Liebe auf den ersten Blick
An der Uferpromenade Malecón, an der das Meer gegen die modrige Kaimauer von Havanna schlägt, treffen sich junge Großstädter. Gerardo ist einer von ihnen, geborener Habanero, sein Leben hat er bislang zwischen dem Wirtschafts- und Ausgehviertel Vedado und dem historischen Alt-Bezirk Vieja verbracht. Hier schlägt das Herz der Stadt, und der Malecón verbindet sie miteinander, wie ihre Hauptschlagader.
"Im Ausland war ich noch nie", sagt Gerardo, während er andächtig auf das stille Meer hinausblickt. "Aber bald werde ich zum ersten Mal fliegen, ich bin mit einer Schwedin verheiratet", sagt der 29-Jährige mit Afrofrisur vorsichtig. Es ist die Geschichte seines Lebens: "Sie kam als Touristin nach Kuba, wir haben uns über Couchsurfing kennengelernt, es war Liebe auf den ersten Blick." Danach folgte ein reger Nachrichtenaustausch, irgendwann war die Entscheidung da - sie wollten heiraten.
Bis Gerardo sie, die Schwedin traf, war er einer jener Überlebenskünstler, wie es sie nur in Kuba gibt. Mit Gelegenheitsjobs im Tourismus hielt er sich über Wasser, irgendwann lebte er sogar auf großem Fuß. Manchmal verdiente er zehnmal mehr als ein Akademiker in seiner eigenen Berufssparte. Viele Uni-Absolventen drängen entschieden in den Tourismus, um an die begehrten Devisen zu kommen, die fest an den Dollar gekoppelt sind. So lässt es sich auf der Trauminsel leben.
Warnungen an Touristinnen
"Weibliche Touristinnen, nehmt euch in Acht", mit dieser Überschrift warnt eine US-Bloggerin, die sich "Kelly" nennt. Sie meint damit jene kubanischen Männer, die unter dem Begriff "Jineteros" auf der Insel berüchtigt sind. Diese "Reiter" würden gezielt Touristinnen ansprechen, nach schneller Liebe und Geld suchen oder versuchen, sie dazu zu bringen, mit ihnen auswandern zu dürfen.
Und das Gastfreundschaftsnetzwerk Couchsurfing bietet einen Weg, um unbehelligt in Kontakt zu treten, schreibt Kelly.
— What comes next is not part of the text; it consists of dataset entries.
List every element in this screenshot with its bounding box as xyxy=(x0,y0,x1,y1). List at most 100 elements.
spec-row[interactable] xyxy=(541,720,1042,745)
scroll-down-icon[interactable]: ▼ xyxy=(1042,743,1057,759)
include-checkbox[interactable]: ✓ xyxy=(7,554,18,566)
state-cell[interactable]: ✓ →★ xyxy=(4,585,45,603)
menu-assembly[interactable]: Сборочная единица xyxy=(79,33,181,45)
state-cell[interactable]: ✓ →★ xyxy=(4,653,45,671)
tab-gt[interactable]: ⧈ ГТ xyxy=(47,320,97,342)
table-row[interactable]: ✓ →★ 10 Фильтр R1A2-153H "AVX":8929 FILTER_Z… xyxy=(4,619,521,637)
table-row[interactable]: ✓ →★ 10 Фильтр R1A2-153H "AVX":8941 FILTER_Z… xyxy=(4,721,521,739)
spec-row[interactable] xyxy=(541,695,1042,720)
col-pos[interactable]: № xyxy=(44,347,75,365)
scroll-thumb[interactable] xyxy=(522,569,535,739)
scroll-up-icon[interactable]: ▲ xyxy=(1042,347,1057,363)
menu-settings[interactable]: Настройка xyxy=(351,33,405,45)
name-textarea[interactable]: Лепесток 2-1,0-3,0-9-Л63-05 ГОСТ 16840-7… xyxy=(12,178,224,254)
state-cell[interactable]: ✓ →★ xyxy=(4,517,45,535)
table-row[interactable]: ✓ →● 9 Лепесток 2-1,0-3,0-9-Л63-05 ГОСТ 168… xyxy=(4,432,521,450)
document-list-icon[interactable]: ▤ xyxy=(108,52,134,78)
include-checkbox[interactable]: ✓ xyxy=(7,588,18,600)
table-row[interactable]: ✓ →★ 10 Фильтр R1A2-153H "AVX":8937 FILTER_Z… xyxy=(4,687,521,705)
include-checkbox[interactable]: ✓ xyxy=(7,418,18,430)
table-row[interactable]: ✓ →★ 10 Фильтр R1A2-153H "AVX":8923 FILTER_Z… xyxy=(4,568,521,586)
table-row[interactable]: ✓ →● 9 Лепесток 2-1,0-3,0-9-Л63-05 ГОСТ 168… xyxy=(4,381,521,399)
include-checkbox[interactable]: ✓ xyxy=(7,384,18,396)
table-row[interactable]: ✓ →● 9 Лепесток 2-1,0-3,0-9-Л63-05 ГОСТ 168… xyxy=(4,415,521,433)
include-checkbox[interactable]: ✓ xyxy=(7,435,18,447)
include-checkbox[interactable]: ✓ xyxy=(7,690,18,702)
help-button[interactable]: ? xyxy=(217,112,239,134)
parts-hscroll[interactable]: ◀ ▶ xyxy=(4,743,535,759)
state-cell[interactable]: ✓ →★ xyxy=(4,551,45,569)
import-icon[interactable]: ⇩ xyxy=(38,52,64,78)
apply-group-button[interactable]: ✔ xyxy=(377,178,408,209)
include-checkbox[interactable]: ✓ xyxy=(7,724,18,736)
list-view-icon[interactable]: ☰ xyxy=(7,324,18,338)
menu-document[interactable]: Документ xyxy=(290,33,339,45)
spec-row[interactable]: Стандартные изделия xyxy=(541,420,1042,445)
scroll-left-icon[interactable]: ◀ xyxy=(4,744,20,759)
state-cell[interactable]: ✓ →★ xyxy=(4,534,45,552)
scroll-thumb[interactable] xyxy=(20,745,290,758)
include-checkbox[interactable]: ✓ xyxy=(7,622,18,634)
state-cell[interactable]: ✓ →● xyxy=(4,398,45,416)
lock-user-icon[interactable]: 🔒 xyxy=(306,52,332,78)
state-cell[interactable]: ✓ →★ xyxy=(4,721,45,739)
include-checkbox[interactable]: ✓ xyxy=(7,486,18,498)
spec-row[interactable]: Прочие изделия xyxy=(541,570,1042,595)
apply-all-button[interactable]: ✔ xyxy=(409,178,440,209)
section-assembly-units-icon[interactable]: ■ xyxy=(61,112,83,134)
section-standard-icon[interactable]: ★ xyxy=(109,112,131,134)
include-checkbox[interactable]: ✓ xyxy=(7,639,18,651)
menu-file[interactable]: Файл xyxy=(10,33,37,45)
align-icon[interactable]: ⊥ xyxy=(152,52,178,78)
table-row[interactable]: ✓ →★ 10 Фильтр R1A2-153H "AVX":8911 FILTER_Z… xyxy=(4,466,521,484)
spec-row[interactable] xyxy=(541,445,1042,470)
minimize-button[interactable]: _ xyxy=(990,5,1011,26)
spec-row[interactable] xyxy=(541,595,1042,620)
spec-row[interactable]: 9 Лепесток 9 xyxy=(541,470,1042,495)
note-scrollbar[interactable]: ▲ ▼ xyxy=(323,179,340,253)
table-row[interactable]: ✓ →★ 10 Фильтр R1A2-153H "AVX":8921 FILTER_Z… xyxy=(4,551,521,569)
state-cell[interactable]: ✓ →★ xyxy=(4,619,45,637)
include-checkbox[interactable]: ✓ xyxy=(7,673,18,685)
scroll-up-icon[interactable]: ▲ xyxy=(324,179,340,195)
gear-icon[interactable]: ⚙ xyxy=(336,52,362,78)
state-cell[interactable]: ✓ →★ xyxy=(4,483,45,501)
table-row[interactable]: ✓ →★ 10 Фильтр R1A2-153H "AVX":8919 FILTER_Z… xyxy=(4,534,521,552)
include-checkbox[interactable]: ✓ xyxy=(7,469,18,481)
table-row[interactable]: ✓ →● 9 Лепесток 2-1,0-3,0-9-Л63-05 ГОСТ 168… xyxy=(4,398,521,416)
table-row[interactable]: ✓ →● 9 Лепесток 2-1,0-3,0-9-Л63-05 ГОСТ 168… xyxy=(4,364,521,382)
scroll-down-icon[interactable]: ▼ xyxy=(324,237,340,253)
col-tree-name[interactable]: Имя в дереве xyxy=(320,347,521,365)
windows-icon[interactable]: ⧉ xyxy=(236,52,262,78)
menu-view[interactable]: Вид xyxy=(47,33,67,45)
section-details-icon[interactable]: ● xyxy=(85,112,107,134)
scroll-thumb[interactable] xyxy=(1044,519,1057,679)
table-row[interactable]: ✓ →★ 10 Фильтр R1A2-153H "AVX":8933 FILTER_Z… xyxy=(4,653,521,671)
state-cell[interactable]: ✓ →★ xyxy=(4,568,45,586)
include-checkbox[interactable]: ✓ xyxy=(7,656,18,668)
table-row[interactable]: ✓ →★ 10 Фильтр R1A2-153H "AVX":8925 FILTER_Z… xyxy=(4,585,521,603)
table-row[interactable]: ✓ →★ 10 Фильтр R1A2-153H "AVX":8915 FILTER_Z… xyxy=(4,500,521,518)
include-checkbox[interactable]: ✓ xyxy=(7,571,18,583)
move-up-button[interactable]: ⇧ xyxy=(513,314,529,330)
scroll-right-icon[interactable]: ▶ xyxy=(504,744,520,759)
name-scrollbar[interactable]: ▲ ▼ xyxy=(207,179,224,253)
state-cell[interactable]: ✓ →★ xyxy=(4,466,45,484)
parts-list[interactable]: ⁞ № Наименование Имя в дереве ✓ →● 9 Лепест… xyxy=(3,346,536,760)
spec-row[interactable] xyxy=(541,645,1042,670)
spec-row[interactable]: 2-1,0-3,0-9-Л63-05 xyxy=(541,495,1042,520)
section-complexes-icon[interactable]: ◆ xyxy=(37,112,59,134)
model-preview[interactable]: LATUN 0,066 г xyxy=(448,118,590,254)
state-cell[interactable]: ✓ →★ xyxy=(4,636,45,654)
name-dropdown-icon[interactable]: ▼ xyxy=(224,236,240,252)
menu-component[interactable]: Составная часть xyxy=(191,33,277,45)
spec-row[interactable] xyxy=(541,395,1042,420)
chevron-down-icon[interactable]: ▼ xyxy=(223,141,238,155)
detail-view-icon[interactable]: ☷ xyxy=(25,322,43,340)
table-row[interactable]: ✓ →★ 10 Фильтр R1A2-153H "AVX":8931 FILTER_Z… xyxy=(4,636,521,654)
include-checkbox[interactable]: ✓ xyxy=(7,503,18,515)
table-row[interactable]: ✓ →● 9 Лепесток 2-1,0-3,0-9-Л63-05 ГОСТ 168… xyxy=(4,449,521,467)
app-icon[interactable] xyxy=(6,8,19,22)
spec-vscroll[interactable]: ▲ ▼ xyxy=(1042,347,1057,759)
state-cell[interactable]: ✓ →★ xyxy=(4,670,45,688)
Sind "Jineteros" wirklich hinterhältig? "Wir machen nichts Verbotenes, es gehören ja immer zwei dazu", kommentiert ein junger Kubaner nüchtern. Auch er hat ein Profil auf Couchsurfing, auch er arbeitet in einem staatlichen Betrieb, wo er guten Zugang hat.
Und Geld lässt sich damit auch verdienen, denn in Kuba ist nichts umsonst. Anders als es das Couchsurfing-Prinzip vorgibt, nämlich jemand Fremden gratis bei sich übernachten zu lassen, wird auf der Insel eine Gebühr von etwa fünf CUC pro Nacht verlangt.
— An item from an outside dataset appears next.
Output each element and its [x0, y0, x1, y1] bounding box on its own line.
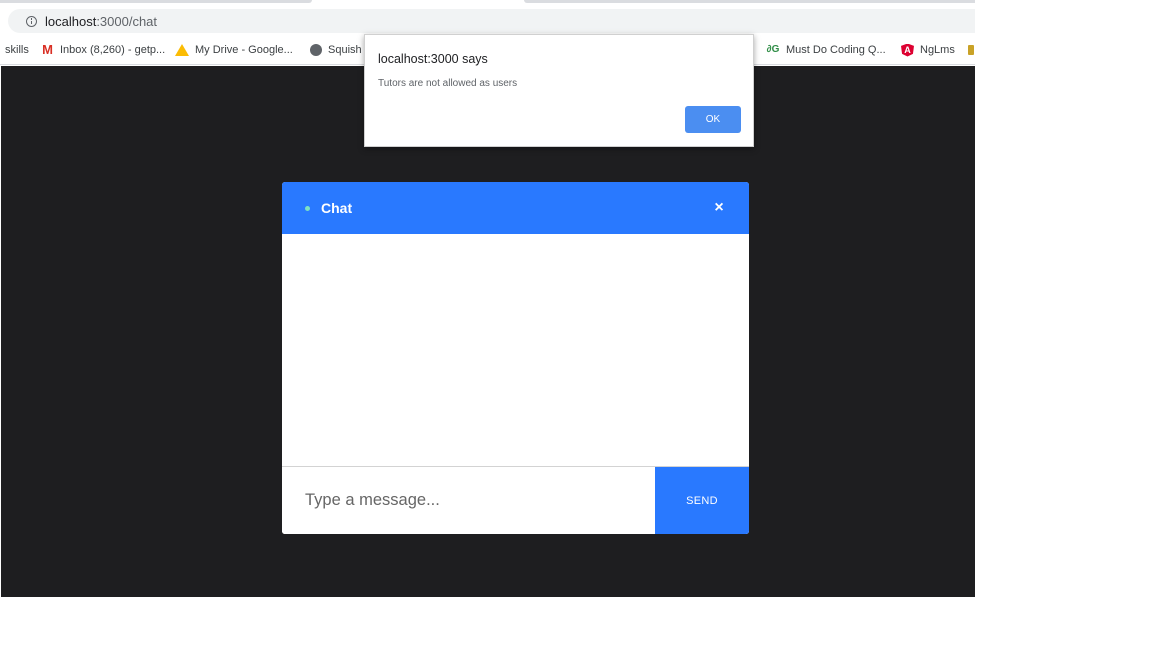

Im abendlichen Wohnzimmer der Habaneros, dem Malecón, flanieren schaulustige Touristen, dazwischen umturteln Paare einander. Nachdem die Sonne in Opalfarben untergegangen ist, will auch Gerardo losziehen. "Ich habe bis zu meiner Abreise noch viel Behördliches zu erledigen, das alles klingt so unecht für mich", sagt er beim Abschied. Seine Freunde wird er so bald nicht mehr wiedersehen.